Hagai Perets of the Israel Institute of Technology in Haifa and his colleagues proposed an alternative explanation for the absence of differences in isotope fractions in the rocks of the Moon and Earth, suggesting that the companion of our planet could not have formed "in one sitting", but in parts.

Space billiards

If the Earth collided not with one Theia the size of Mars, but with a whole set of small protoplanets, then the speed of rotation of our planet and the consequences of the collision may not be as large as the classical scenario of the formation of the Moon requires. Each time such "mini-moons" hit the Earth, they threw some of its matter into orbit, where it merged with the pre-existing Moon, formed after the first collision.

Guided by this idea. Peretz and his colleagues calculated the consequences of a collision of the Earth with several such "embryos" and checked whether the Moon could grow to its present size and achieve the desired isotope ratio in this way.

As it turned out, such a scenario is indeed possible - the sequential fall and destruction of about 20 small protoplanetary bodies, whose mass is about 1-10% of the mass, will be enough to form the Moon in its present size and with its present composition. On the other hand, if even one "mini-moon" escapes from the Earth, then the formation of the moon will require a much larger number of planetary embryos.
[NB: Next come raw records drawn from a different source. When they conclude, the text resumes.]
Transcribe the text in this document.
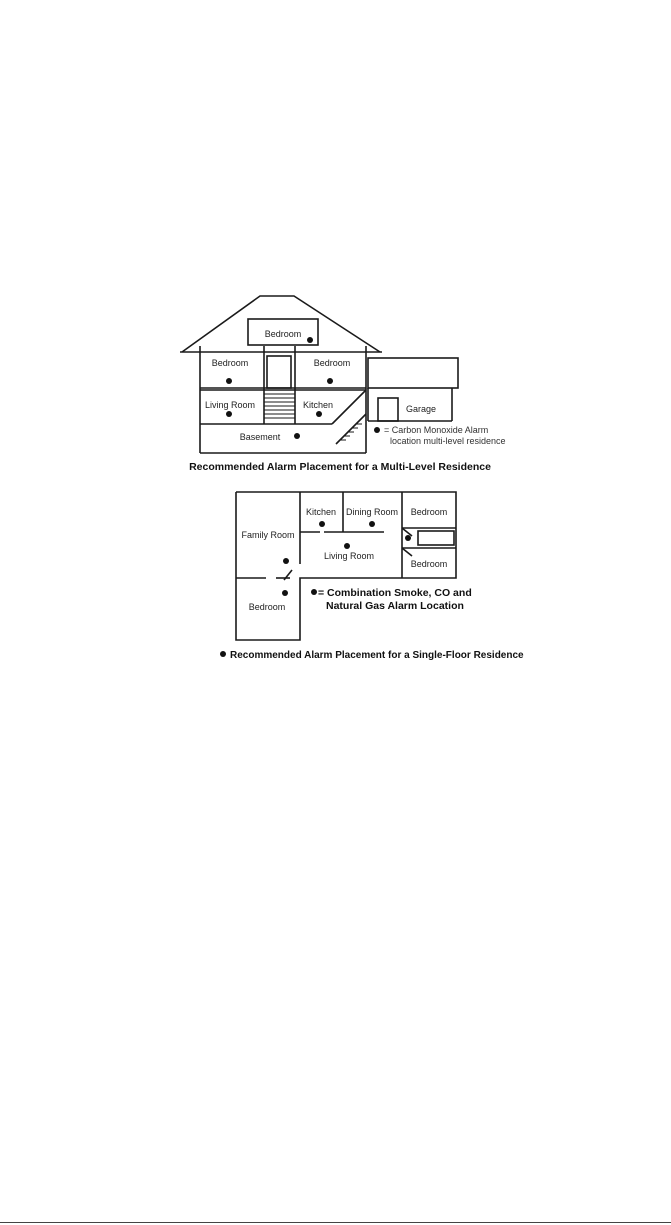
Bedroom
Bedroom	Bedroom
Living Room	Kitchen
Basement
Garage
= Carbon Monoxide Alarm
location multi-level residence
Recommended Alarm Placement for a Multi-Level Residence
Kitchen Dining Room Bedroom
Family Room
Living Room
Bedroom
Bedroom
= Combination Smoke, CO and
Natural Gas Alarm Location
Recommended Alarm Placement for a Single-Floor Residence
Such a hypothesis may seem even less realistic than the idea of a "yula planet", but in the first epochs of the life of the solar system, it was inhabited by thousands of large and many small embryos of planets, many of which were "catapulted" into open space or set on a collision course with the Earth and other planets at the moment when Jupiter and Saturn began their movement towards the Sun. It is possible that some of them crashed into the proto-Earth and gave birth to the Moon.